Relatório aponta problemas no serviço
O caso que terminou com a morte do idoso pode ser apenas um exemplo de
como o transporte do Samu passa por uma crise na região conhecida como
Metropolitana 2, que engloba os municípios de Niterói, Itaboraí, Maricá,
Rio Bonito, São Gonçalo, Silva Jardim e Tanguá. No ano passado, as
próprias prefeituras locais solicitaram a elaboração de um relatório,
chamado Plano Regional de Urgência e Emergência, que já detectou
problemas no serviço: "Baseado nas novas normas do Ministério da
Saúde, para uma população de 2 milhões de habitantes nas cidades, o
sistema deveria contar com o efetivo de cinco médicos reguladores
(responsáveis pela avaliação dos casos solicitados pelo telefone 192) no
período diurno e quatro no noturno. Isso efetivamente não vem ocorrendo
por vários fatores, principalmente o não interesse de profissionais
devido a faixa de remuneração e [más] condições de trabalho físicas e emocionais".
O próprio pátio do Hospital Carlos Tortelly retrata o abandono. Lá, há
um verdadeiro cemitério de ambulâncias, que acumulam sujeira e ferrugem.

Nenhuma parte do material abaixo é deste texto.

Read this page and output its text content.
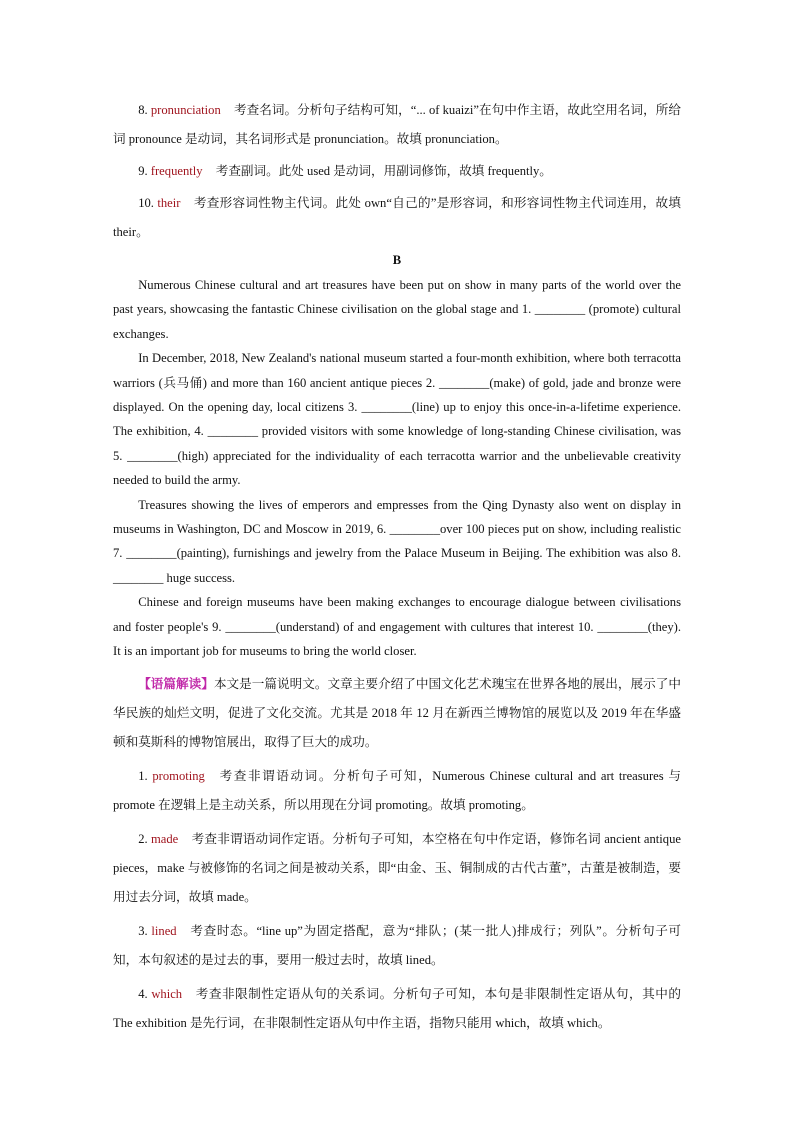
8. pronunciation 考查名词。分析句子结构可知，“... of kuaizi”在句中作主语，故此空用名词，所给词 pronounce 是动词，其名词形式是 pronunciation。故填 pronunciation。

9. frequently 考查副词。此处 used 是动词，用副词修饰，故填 frequently。

10. their 考查形容词性物主代词。此处 own“自己的”是形容词，和形容词性物主代词连用，故填 their。

B

Numerous Chinese cultural and art treasures have been put on show in many parts of the world over the past years, showcasing the fantastic Chinese civilisation on the global stage and 1. ________ (promote) cultural exchanges.

In December, 2018, New Zealand's national museum started a four-month exhibition, where both terracotta warriors (兵马俑) and more than 160 ancient antique pieces 2. ________(make) of gold, jade and bronze were displayed. On the opening day, local citizens 3. ________(line) up to enjoy this once-in-a-lifetime experience. The exhibition, 4. ________ provided visitors with some knowledge of long-standing Chinese civilisation, was 5. ________(high) appreciated for the individuality of each terracotta warrior and the unbelievable creativity needed to build the army.

Treasures showing the lives of emperors and empresses from the Qing Dynasty also went on display in museums in Washington, DC and Moscow in 2019, 6. ________over 100 pieces put on show, including realistic 7. ________(painting), furnishings and jewelry from the Palace Museum in Beijing. The exhibition was also 8. ________ huge success.

Chinese and foreign museums have been making exchanges to encourage dialogue between civilisations and foster people's 9. ________(understand) of and engagement with cultures that interest 10. ________(they). It is an important job for museums to bring the world closer.

【语篇解读】本文是一篇说明文。文章主要介绍了中国文化艺术瑰宝在世界各地的展出，展示了中华民族的灿烂文明，促进了文化交流。尤其是 2018 年 12 月在新西兰博物馆的展览以及 2019 年在华盛顿和莫斯科的博物馆展出，取得了巨大的成功。

1. promoting 考查非谓语动词。分析句子可知，Numerous Chinese cultural and art treasures 与 promote 在逻辑上是主动关系，所以用现在分词 promoting。故填 promoting。

2. made 考查非谓语动词作定语。分析句子可知，本空格在句中作定语，修饰名词 ancient antique pieces，make 与被修饰的名词之间是被动关系，即“由金、玉、铜制成的古代古董”，古董是被制造，要用过去分词，故填 made。

3. lined 考查时态。“line up”为固定搭配，意为“排队；(某一批人)排成行；列队”。分析句子可知，本句叙述的是过去的事，要用一般过去时，故填 lined。

4. which 考查非限制性定语从句的关系词。分析句子可知，本句是非限制性定语从句，其中的 The exhibition 是先行词，在非限制性定语从句中作主语，指物只能用 which，故填 which。
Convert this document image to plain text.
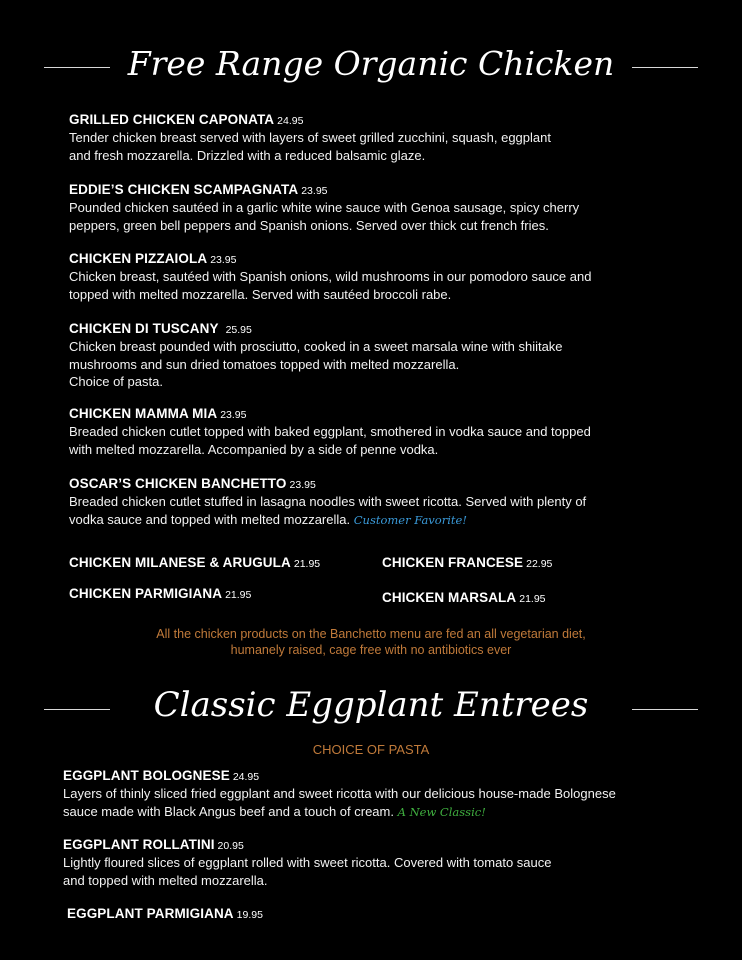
Free Range Organic Chicken
GRILLED CHICKEN CAPONATA 24.95
Tender chicken breast served with layers of sweet grilled zucchini, squash, eggplant
and fresh mozzarella. Drizzled with a reduced balsamic glaze.
EDDIE’S CHICKEN SCAMPAGNATA 23.95
Pounded chicken sautéed in a garlic white wine sauce with Genoa sausage, spicy cherry
peppers, green bell peppers and Spanish onions. Served over thick cut french fries.
CHICKEN PIZZAIOLA 23.95
Chicken breast, sautéed with Spanish onions, wild mushrooms in our pomodoro sauce and
topped with melted mozzarella. Served with sautéed broccoli rabe.
CHICKEN DI TUSCANY 25.95
Chicken breast pounded with prosciutto, cooked in a sweet marsala wine with shiitake
mushrooms and sun dried tomatoes topped with melted mozzarella.
Choice of pasta.
CHICKEN MAMMA MIA 23.95
Breaded chicken cutlet topped with baked eggplant, smothered in vodka sauce and topped
with melted mozzarella. Accompanied by a side of penne vodka.
OSCAR’S CHICKEN BANCHETTO 23.95
Breaded chicken cutlet stuffed in lasagna noodles with sweet ricotta. Served with plenty of
vodka sauce and topped with melted mozzarella. Customer Favorite!
CHICKEN MILANESE & ARUGULA 21.95	CHICKEN FRANCESE 22.95
CHICKEN PARMIGIANA 21.95	CHICKEN MARSALA 21.95
All the chicken products on the Banchetto menu are fed an all vegetarian diet,
humanely raised, cage free with no antibiotics ever
Classic Eggplant Entrees
CHOICE OF PASTA
EGGPLANT BOLOGNESE 24.95
Layers of thinly sliced fried eggplant and sweet ricotta with our delicious house-made Bolognese
sauce made with Black Angus beef and a touch of cream. A New Classic!
EGGPLANT ROLLATINI 20.95
Lightly floured slices of eggplant rolled with sweet ricotta. Covered with tomato sauce
and topped with melted mozzarella.
EGGPLANT PARMIGIANA 19.95
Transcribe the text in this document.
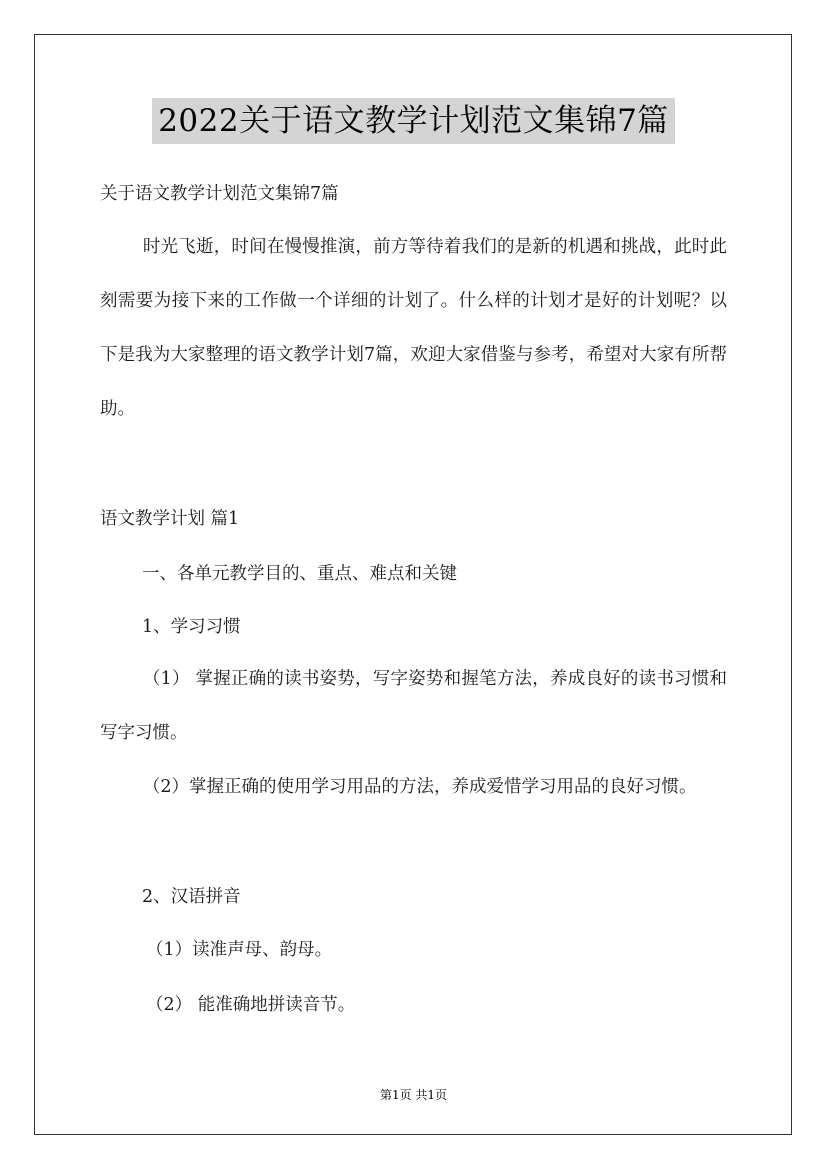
2022关于语文教学计划范文集锦7篇
关于语文教学计划范文集锦7篇
时光飞逝，时间在慢慢推演，前方等待着我们的是新的机遇和挑战，此时此刻需要为接下来的工作做一个详细的计划了。什么样的计划才是好的计划呢？以下是我为大家整理的语文教学计划7篇，欢迎大家借鉴与参考，希望对大家有所帮助。
语文教学计划 篇1
一、各单元教学目的、重点、难点和关键
1、学习习惯
（1） 掌握正确的读书姿势，写字姿势和握笔方法，养成良好的读书习惯和写字习惯。
（2）掌握正确的使用学习用品的方法，养成爱惜学习用品的良好习惯。
2、汉语拼音
（1）读准声母、韵母。
（2） 能准确地拼读音节。
第1页 共1页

O presidente da Associação de Funcionários do Samu, Leandro Santos do
Vabo, não economiza críticas:
- Em Niterói, acredito que só haja atualmente metade dos médicos
necessários. A quantidade de veículos também é insuficiente, já que boa
parte está quebrada, apesar de a verba para a conservação ser bastante
alta. Em São Gonçalo, por exemplo, ao ligar para o 192, o usuário só
consegue atendimento em casa depois de no mínimo duas horas e meia.
Nílson Júnior só vai guardar lembranças tristes do Samu. Ele diz que, ao
ir à central de atendimento, ouviu de uma atendente que os pedidos só
poderiam ser feitos por telefone. Na frente dela, ligou do celular e não
foi atendido.
- Fizemos 12 ligações. Até fomos atendidos em três, mas não
providenciaram nada. A atendente ainda me disse pessoalmente que, se eu
conseguisse ligar, a ambulância que estava parada na frente do hospital
não ia pegar meu pai porque estava quebrada - diz Júnior. E ressalta: - Foi
muito difícil levá-lo. Quando chegamos à porta da unidade, só havia
funcionários terceirizados, que não ajudaram. Outros pacientes nos
auxiliaram a carregá-lo no edredom. Mas, a partir do momento em que
entramos na emergência, vi esforço da equipe médica.
A Secretaria estadual de Defesa Civil informou que tem gerência apenas
sobre o Samu da capital. Já a assessoria da Secretaria de Saúde de
Niterói informou que "possui três médicos no plantão diurno e dois no noturno, na Central de Regulação", e que "não são preconizados seis médicos pela cobertura populacional".
O órgão disse ainda que conseguiu no Ministério da Saúde R$ 325 mil
para aumento e reforma da central, com licitação em andamento. E afirmou
também que há seis ambulâncias em uso na cidade. Sobre o caso de
Nílson, disse que terá de ser analisado posteriormente, porque há muitas
demandas, de sete municípios, concentradas em Niterói.